The team of researchers found that of the four marine protected areas around Oʻahu they assessed in the study, three did not provide biologically significant benefits for herbivorous fish populations compared to reefs outside the areas.
“Marine protected areas are a fishery management tool to limit or prevent fishing to help the recovery and maintenance of fish abundance and biomass inside the MPA,” said senior author Erik Franklin, Associate Research Professor at the Hawaiʻi Institute of Marine Biology in SOEST. “An effective MPA should lead to a considerably higher abundance and biomass of fishes inside the MPA boundaries that would otherwise be caught by fishers but that wasn’t what our study found.”
Other factors influencing the biomass of herbivorous fishes included habitat complexity and depth, suggesting that environmental characteristics of coral reefs may have had a greater impact on herbivorous fish populations than MPA protection.
Importance for Hawaiʻi
As part of the Sustainable Hawaiʻi Initiative, the State of Hawaiʻi’s Division of Aquatic Resources leads the Marine 30×30 Initiative, which committed to effectively manage Hawaii’s nearshore waters with 30 percent established as marine management areas by 2030. Currently, five percent of waters within state jurisdiction, which is within three nautical miles of shore, have some form of marine management, but no-take MPAs that ban fishing only make up less than one-half of one percent of the nearshore waters. To attain the stated goal of the 30×30 Initiative would require an expansion of marine managed areas to include an additional 25 percent of Hawaiʻi state waters.
“Our results suggest that prior to an expansion of MPAs in Hawaiian waters, more effort should be directed to effectively manage the existing MPAs to see if they meet the desired management objectives,” said lead author and UH Mānoa’s Marine Biology Graduate Program graduate student Noam Altman-Kurosaki. “The addition of more MPAs throughout the state that have similar performance to the Oʻahu MPAs would just lead to a series of paper parks that don’t provide biologically significant conservation benefits while decreasing fishing opportunities.”
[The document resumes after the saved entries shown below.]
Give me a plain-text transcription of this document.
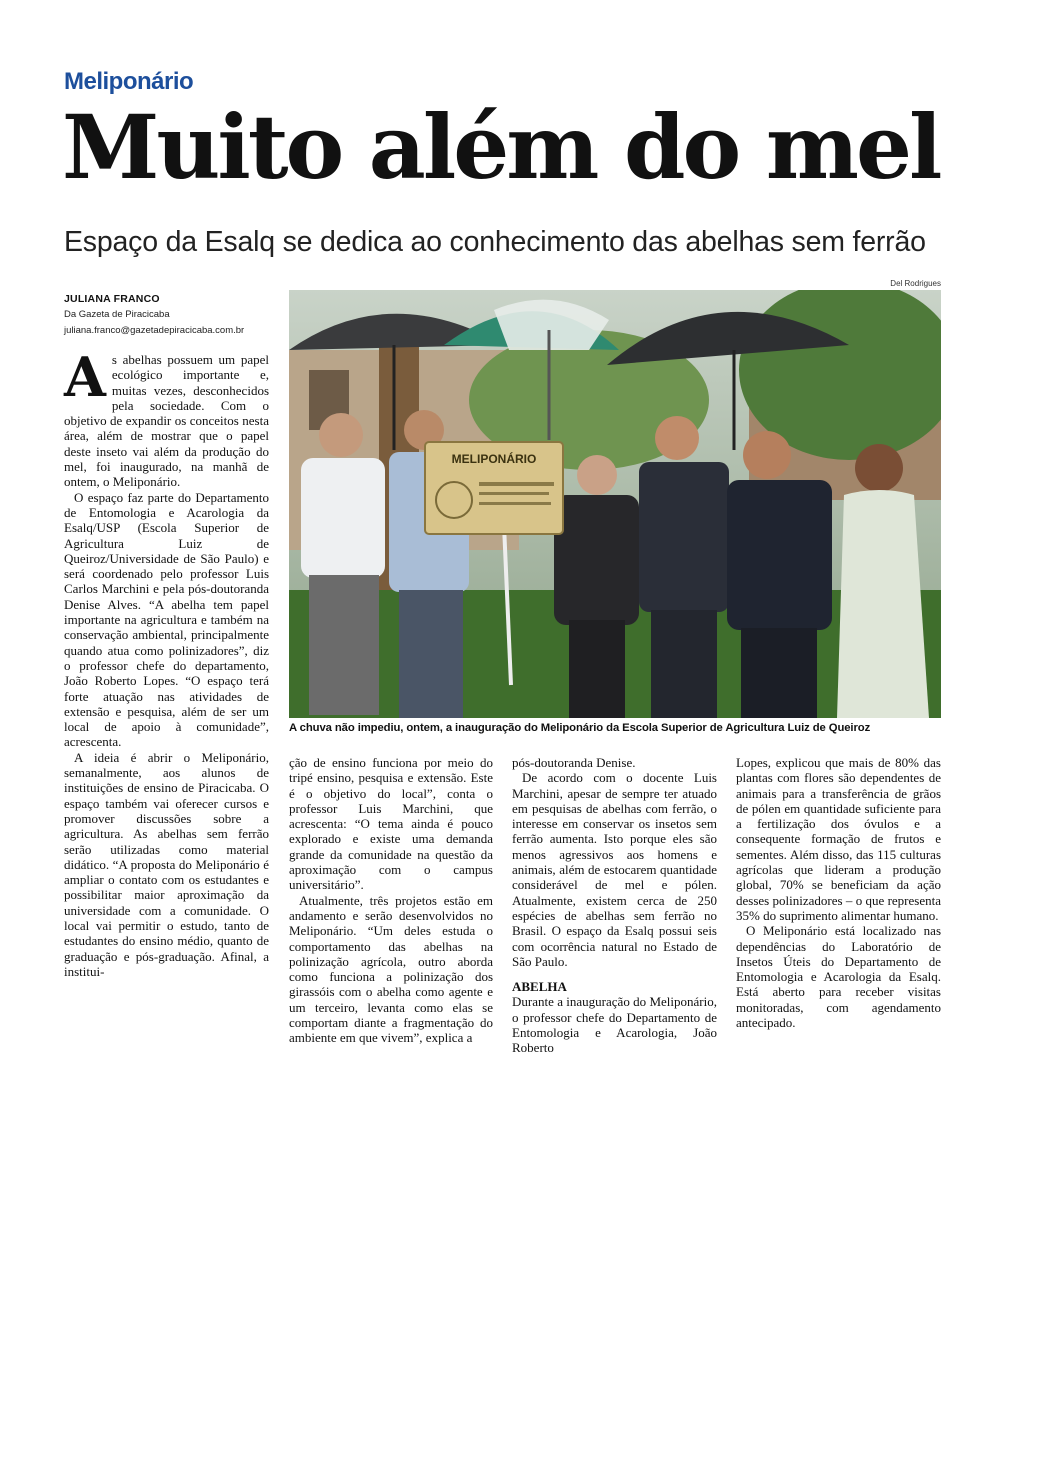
Meliponário
Muito além do mel
Espaço da Esalq se dedica ao conhecimento das abelhas sem ferrão
Del Rodrigues
JULIANA FRANCO
Da Gazeta de Piracicaba
juliana.franco@gazetadepiracicaba.com.br
MELIPONÁRIO
A chuva não impediu, ontem, a inauguração do Meliponário da Escola Superior de Agricultura Luiz de Queiroz

As abelhas possuem um papel ecológico importante e, muitas vezes, desconhecidos pela sociedade. Com o objetivo de expandir os conceitos nesta área, além de mostrar que o papel deste inseto vai além da produção do mel, foi inaugurado, na manhã de ontem, o Meliponário.

O espaço faz parte do Departamento de Entomologia e Acarologia da Esalq/USP (Escola Superior de Agricultura Luiz de Queiroz/Universidade de São Paulo) e será coordenado pelo professor Luis Carlos Marchini e pela pós-doutoranda Denise Alves. “A abelha tem papel importante na agricultura e também na conservação ambiental, principalmente quando atua como polinizadores”, diz o professor chefe do departamento, João Roberto Lopes. “O espaço terá forte atuação nas atividades de extensão e pesquisa, além de ser um local de apoio à comunidade”, acrescenta.

A ideia é abrir o Meliponário, semanalmente, aos alunos de instituições de ensino de Piracicaba. O espaço também vai oferecer cursos e promover discussões sobre a agricultura. As abelhas sem ferrão serão utilizadas como material didático. “A proposta do Meliponário é ampliar o contato com os estudantes e possibilitar maior aproximação da universidade com a comunidade. O local vai permitir o estudo, tanto de estudantes do ensino médio, quanto de graduação e pós-graduação. Afinal, a institui-

ção de ensino funciona por meio do tripé ensino, pesquisa e extensão. Este é o objetivo do local”, conta o professor Luis Marchini, que acrescenta: “O tema ainda é pouco explorado e existe uma demanda grande da comunidade na questão da aproximação com o campus universitário”.

Atualmente, três projetos estão em andamento e serão desenvolvidos no Meliponário. “Um deles estuda o comportamento das abelhas na polinização agrícola, outro aborda como funciona a polinização dos girassóis com o abelha como agente e um terceiro, levanta como elas se comportam diante a fragmentação do ambiente em que vivem”, explica a

pós-doutoranda Denise.

De acordo com o docente Luis Marchini, apesar de sempre ter atuado em pesquisas de abelhas com ferrão, o interesse em conservar os insetos sem ferrão aumenta. Isto porque eles são menos agressivos aos homens e animais, além de estocarem quantidade considerável de mel e pólen. Atualmente, existem cerca de 250 espécies de abelhas sem ferrão no Brasil. O espaço da Esalq possui seis com ocorrência natural no Estado de São Paulo.

ABELHA

Durante a inauguração do Meliponário, o professor chefe do Departamento de Entomologia e Acarologia, João Roberto

Lopes, explicou que mais de 80% das plantas com flores são dependentes de animais para a transferência de grãos de pólen em quantidade suficiente para a fertilização dos óvulos e a consequente formação de frutos e sementes. Além disso, das 115 culturas agrícolas que lideram a produção global, 70% se beneficiam da ação desses polinizadores – o que representa 35% do suprimento alimentar humano.

O Meliponário está localizado nas dependências do Laboratório de Insetos Úteis do Departamento de Entomologia e Acarologia da Esalq. Está aberto para receber visitas monitoradas, com agendamento antecipado.
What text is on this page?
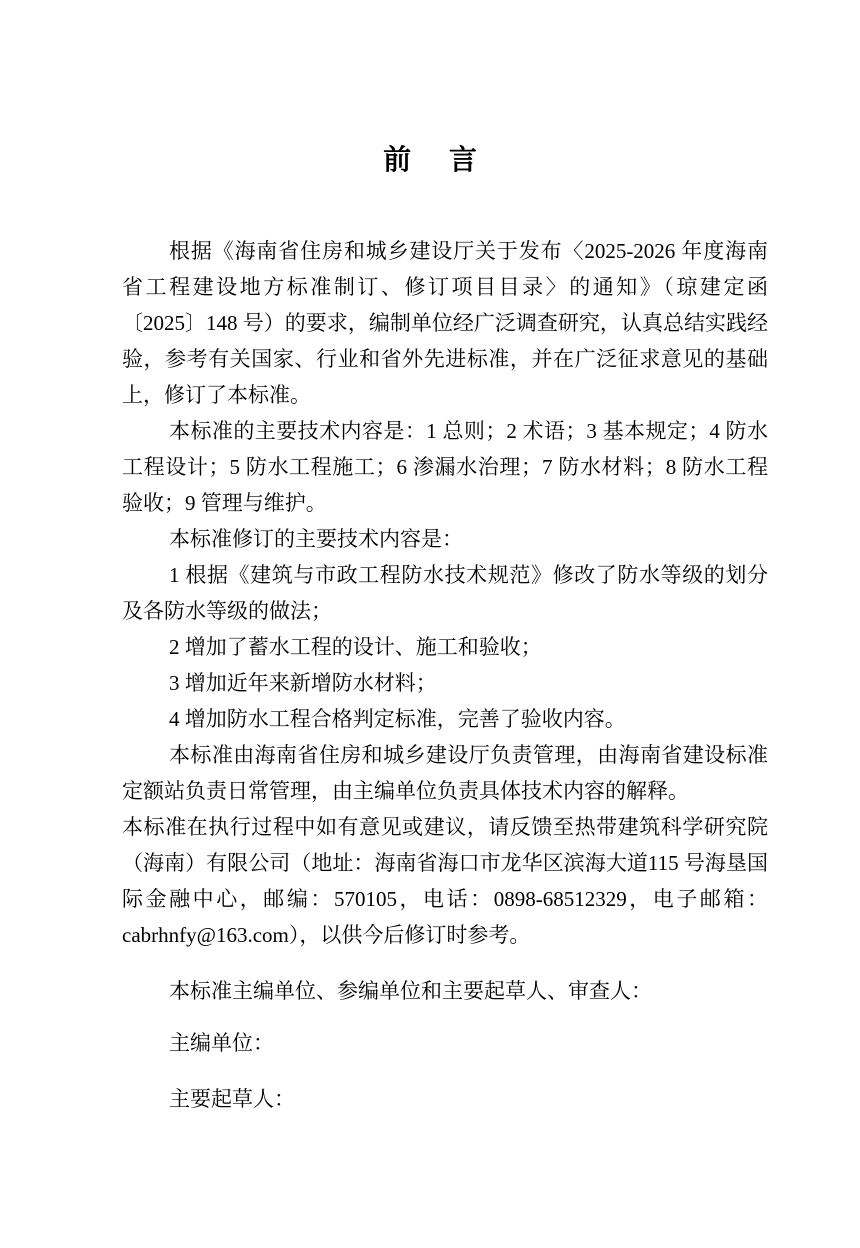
前 言

根据《海南省住房和城乡建设厅关于发布〈2025-2026 年度海南省工程建设地方标准制订、修订项目目录〉的通知》（琼建定函〔2025〕148 号）的要求，编制单位经广泛调查研究，认真总结实践经验，参考有关国家、行业和省外先进标准，并在广泛征求意见的基础上，修订了本标准。

本标准的主要技术内容是：1 总则；2 术语；3 基本规定；4 防水工程设计；5 防水工程施工；6 渗漏水治理；7 防水材料；8 防水工程验收；9 管理与维护。

本标准修订的主要技术内容是：

1 根据《建筑与市政工程防水技术规范》修改了防水等级的划分及各防水等级的做法；

2 增加了蓄水工程的设计、施工和验收；

3 增加近年来新增防水材料；

4 增加防水工程合格判定标准，完善了验收内容。

本标准由海南省住房和城乡建设厅负责管理，由海南省建设标准定额站负责日常管理，由主编单位负责具体技术内容的解释。

本标准在执行过程中如有意见或建议，请反馈至热带建筑科学研究院（海南）有限公司（地址：海南省海口市龙华区滨海大道115 号海垦国际金融中心，邮编：570105，电话：0898-68512329，电子邮箱：cabrhnfy@163.com），以供今后修订时参考。

本标准主编单位、参编单位和主要起草人、审查人：

主编单位：

主要起草人：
Franklin said the research resulted in a comparative analysis of herbivorous fish and urchin populations inside and outside of Oʻahu MPAs that demonstrated biologically insignificant differences in fish biomass between the MPAs and reference areas, except for one site, Hanauma Bay. The analyses used statistical methods to assess the effects of protecting population within MPAs and the influence that differences in benthic habitats contributed to the results.
The research team, including Franklin, Altman-Kurosaki, and Professor Celia Smith from the UH Mānoa School of Life Sciences, performed dive surveys, analyzed the data, and identified algae specimens, with assistance from several field assistants.